The project laid the groundwork for a new national programme which was launched in March 2013. National clinical lead, Dr Neil Houston, tells us more about how the Scottish Patient Safety Programme in Primary Care programme aims to transform safety culture in primary care.

Tell us about the project and what it achieved

We ran a breakthrough learning collaborative, with practices using trigger tools to identify patient safety incidents and completing safety climate surveys to prompt discussion and improve safety culture. We also developed tools to help practices improve the care of patients with heart failure and introduce reliable systems for prescribing, managing and monitoring high-risk drugs such as warfarin and methotrexate. We focused on these areas of primary care because they cause particularly high levels of ill health and pose risk of harm to patients.

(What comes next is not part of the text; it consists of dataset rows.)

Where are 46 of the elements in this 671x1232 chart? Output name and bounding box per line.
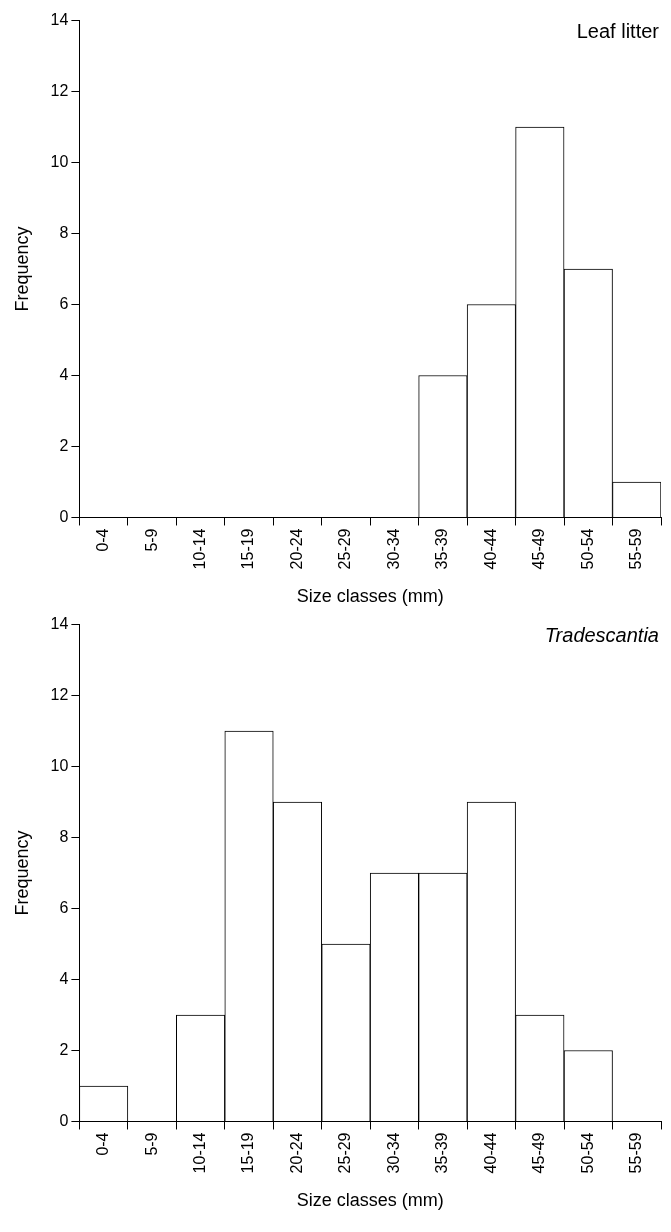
- x-tick-label: 25-29: [336, 1132, 354, 1174]
- y-tick-label: 8: [59, 223, 69, 241]
- y-axis-title: Frequency: [11, 226, 32, 312]
- x-tick-label: 0-4: [94, 528, 112, 552]
- y-tick-label: 6: [59, 898, 69, 916]
- x-tick-label: 30-34: [384, 1132, 402, 1174]
- x-tick-label: 45-49: [530, 1132, 548, 1174]
- x-tick-label: 45-49: [530, 528, 548, 570]
- y-axis-title: Frequency: [11, 830, 32, 916]
- y-tick-label: 12: [50, 685, 69, 703]
- x-axis-title: Size classes (mm): [296, 1190, 444, 1211]
- x-tick-label: 35-39: [433, 528, 451, 570]
- x-tick-label: 30-34: [384, 528, 402, 570]
- x-tick-label: 5-9: [142, 1132, 160, 1156]
- y-tick-label: 14: [50, 615, 69, 633]
- x-tick-label: 40-44: [481, 1132, 499, 1174]
- y-tick-label: 2: [59, 1040, 69, 1058]
- chart-title: Leaf litter: [576, 20, 660, 43]
- y-tick-label: 2: [59, 436, 69, 454]
- x-tick-label: 10-14: [190, 1132, 208, 1174]
- chart-title: Tradescantia: [544, 624, 659, 647]
- x-tick-label: 20-24: [287, 1132, 305, 1174]
- y-tick-label: 14: [50, 11, 69, 29]
- x-tick-label: 25-29: [336, 528, 354, 570]
- y-tick-label: 4: [59, 969, 69, 987]
- x-tick-label: 55-59: [627, 528, 645, 570]
- y-tick-label: 4: [59, 365, 69, 383]
- x-tick-label: 20-24: [287, 528, 305, 570]
- x-tick-label: 40-44: [481, 528, 499, 570]
- y-tick-label: 10: [50, 756, 69, 774]
- x-tick-label: 50-54: [578, 1132, 596, 1174]
- y-tick-label: 10: [50, 152, 69, 170]
- x-tick-label: 55-59: [627, 1132, 645, 1174]
- x-tick-label: 0-4: [94, 1132, 112, 1156]
- x-tick-label: 10-14: [190, 528, 208, 570]
- x-tick-label: 15-19: [239, 528, 257, 570]
- y-tick-label: 0: [59, 507, 69, 525]
- x-tick-label: 5-9: [142, 528, 160, 552]
- y-tick-label: 0: [59, 1111, 69, 1129]
- y-tick-label: 8: [59, 827, 69, 845]
- x-tick-label: 35-39: [433, 1132, 451, 1174]
- x-axis-title: Size classes (mm): [296, 586, 444, 607]
- y-tick-label: 12: [50, 81, 69, 99]
- x-tick-label: 50-54: [578, 528, 596, 570]
- x-tick-label: 15-19: [239, 1132, 257, 1174]
- y-tick-label: 6: [59, 294, 69, 312]
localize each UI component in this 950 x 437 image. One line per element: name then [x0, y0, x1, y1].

Practices reported that patient care became safer and more reliable through more structured care, using guidelines more consistently and promoting patient education and self-management. Over 80% said that the programme had benefited their practice and 75% felt their safety culture had improved. The project led to more effective use of warfarin, with fewer patients being significantly outside the recommended therapeutic range. It also created more efficient working practices, improved team working, reduced staff stress levels and gave staff a clearer understanding of their roles.

What do you think made the project such as success?

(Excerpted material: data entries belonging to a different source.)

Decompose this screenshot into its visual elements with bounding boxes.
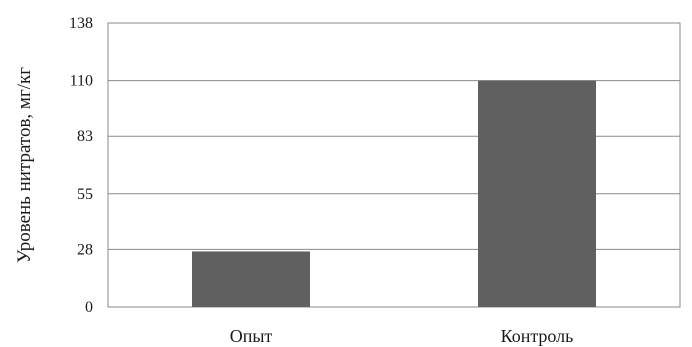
y-axis-title: Уровень нитратов, мг/кг: [14, 67, 35, 263]
bars: [192, 80, 596, 307]
y-tick-label: 28: [77, 241, 93, 258]
gridlines: [107, 22, 681, 308]
y-tick-label: 0: [85, 299, 93, 316]
x-category-labels: Опыт Контроль: [230, 326, 574, 346]
y-tick-label: 110: [70, 73, 93, 90]
y-tick-label: 138: [69, 15, 93, 32]
y-tick-label: 83: [77, 128, 93, 145]
x-category-label: Опыт: [230, 326, 273, 346]
plot-frame: [107, 22, 681, 308]
bar-2: [478, 80, 596, 307]
bar-1: [192, 251, 310, 307]
y-tick-label: 55: [77, 186, 93, 203]
y-tick-labels: 0 28 55 83 110 138: [69, 15, 93, 316]
x-category-label: Контроль: [501, 326, 574, 346]
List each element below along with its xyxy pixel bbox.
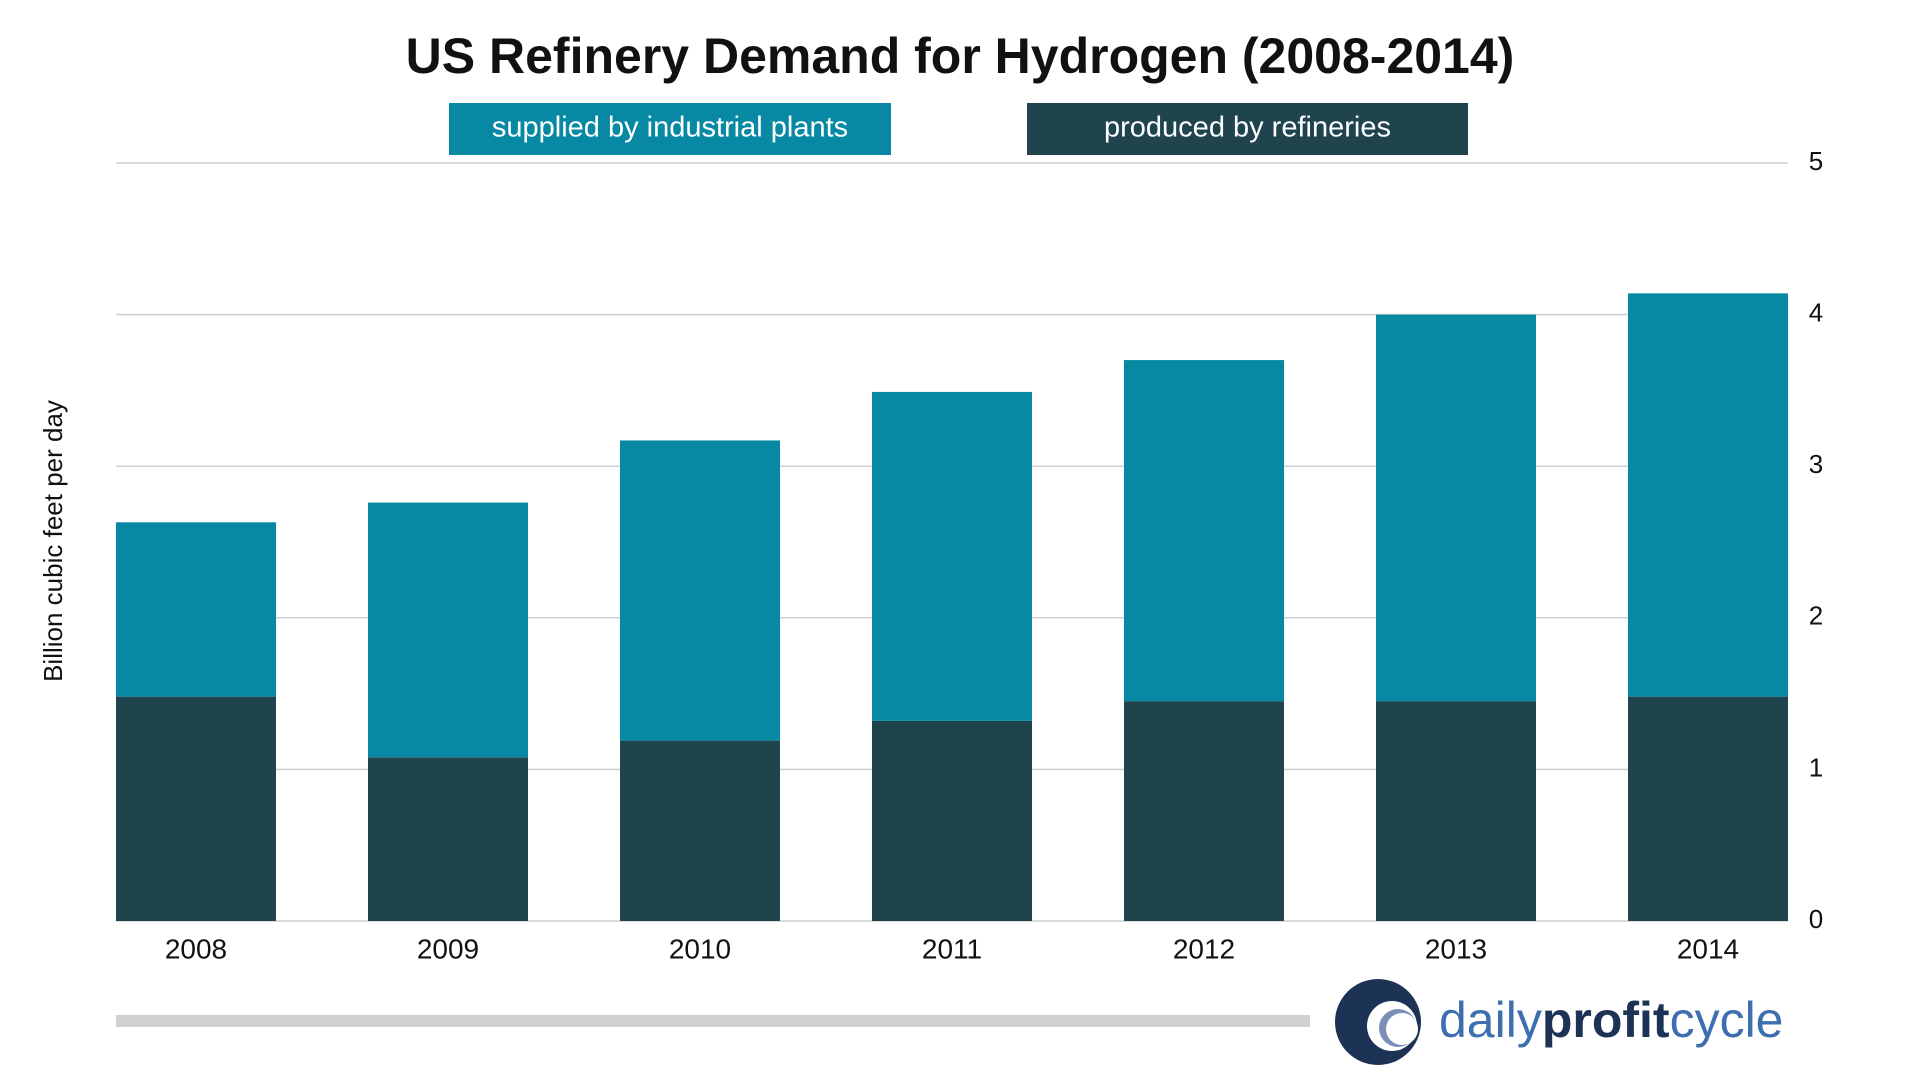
x-tick-label: 2013	[1425, 933, 1487, 964]
bar-segment	[1124, 360, 1284, 702]
y-tick-label: 5	[1809, 146, 1823, 176]
x-tick-label: 2008	[165, 933, 227, 964]
bar-segment	[1124, 701, 1284, 921]
bar-segment	[620, 440, 780, 741]
bar-segment	[1628, 696, 1788, 921]
bar-segment	[872, 391, 1032, 721]
y-tick-label: 1	[1809, 752, 1823, 782]
y-axis-label: Billion cubic feet per day	[38, 400, 68, 682]
x-tick-label: 2010	[669, 933, 731, 964]
logo-core	[1386, 1013, 1418, 1045]
bar-segment	[1628, 293, 1788, 697]
chart-title: US Refinery Demand for Hydrogen (2008-20…	[406, 28, 1515, 84]
y-tick-label: 4	[1809, 297, 1823, 327]
logo-text: dailyprofitcycle	[1439, 992, 1784, 1048]
bar-segment	[116, 696, 276, 921]
logo-part: cycle	[1670, 992, 1784, 1048]
logo-part: profit	[1542, 992, 1670, 1048]
x-tick-label: 2011	[922, 933, 982, 964]
legend-swatch	[1027, 103, 1468, 155]
x-tick-label: 2012	[1173, 933, 1235, 964]
logo-part: daily	[1439, 992, 1542, 1048]
legend-label: produced by refineries	[1104, 112, 1391, 144]
bar-segment	[368, 757, 528, 921]
x-tick-label: 2014	[1677, 933, 1739, 964]
decor-bar	[116, 1015, 1310, 1027]
legend-label: supplied by industrial plants	[492, 112, 848, 144]
x-tick-label: 2009	[417, 933, 479, 964]
bar-segment	[1376, 701, 1536, 921]
bar-segment	[872, 720, 1032, 921]
legend-swatch	[449, 103, 891, 155]
y-tick-label: 3	[1809, 449, 1823, 479]
bar-segment	[368, 502, 528, 758]
y-tick-label: 0	[1809, 904, 1823, 934]
bar-segment	[620, 740, 780, 921]
y-tick-label: 2	[1809, 601, 1823, 631]
bar-segment	[116, 522, 276, 697]
logo: dailyprofitcycle	[1335, 979, 1784, 1065]
bar-segment	[1376, 314, 1536, 702]
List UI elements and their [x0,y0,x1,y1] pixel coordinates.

I think it worked well because we focused on areas that primary care teams know are where patients can be harmed and care is suboptimal. It made sense to them and they wanted to improve in these areas. The tools spread organically to other health boards once people started to hear about their effectiveness. They were also adopted as GP teaching and appraisal resources.

Tell us about the national rollout of the project

The Scottish Patient Safety Programme in Primary Care programme is taking the tools and approaches that we developed into all 1,000 GP practices in Scotland. The three workstreams cover safety culture and leadership; safer medicines; and safe and reliable patient care at home and across the interface between primary and secondary care. It’s a ‘collaborative within a collaborative’ model – the central one is run by Healthcare Improvement Scotland and there are also local ones for each health board.

Every local health board collaborative has a GP as clinical lead, with those from the earlier project staying involved to provide continuity of knowledge and skills. Many health boards ran their first local learning sessions for practice staff during May and the rest will have done so by the end of June. There’s a community knowledge website for sharing resources and learning too – it includes patient stories, video clips, presentations and templates that people can adapt for their own use.

The rollout to GP practices is just the first stage of the national programme. Starting in summer 2013 we’ll be developing our plans to work with community pharmacy and nursing teams, and after the autumn we’ll be exploring the potential for involving other primary care professionals too.

What are you aiming to achieve on a national level?

The overall goal is to reduce avoidable harm in primary care and to achieve that, we want 95% of primary care teams to be developing their safety culture and achieving reliability in three high-risk areas by 2016. That includes completing and reflecting on annual safety climate surveys and bi-annual trigger tool reviews, the first of which have to be done by March 2014. The trigger tool and climate survey are actually part of the 2013/14 Quality Outcomes Framework for GPs in Scotland, so there’s a big incentive for practices to get on board quickly.

As well as measuring the use of care bundles and monitoring data on high-risk medicine, we’ll be aiming to track the effect that the programme has on hospital admissions.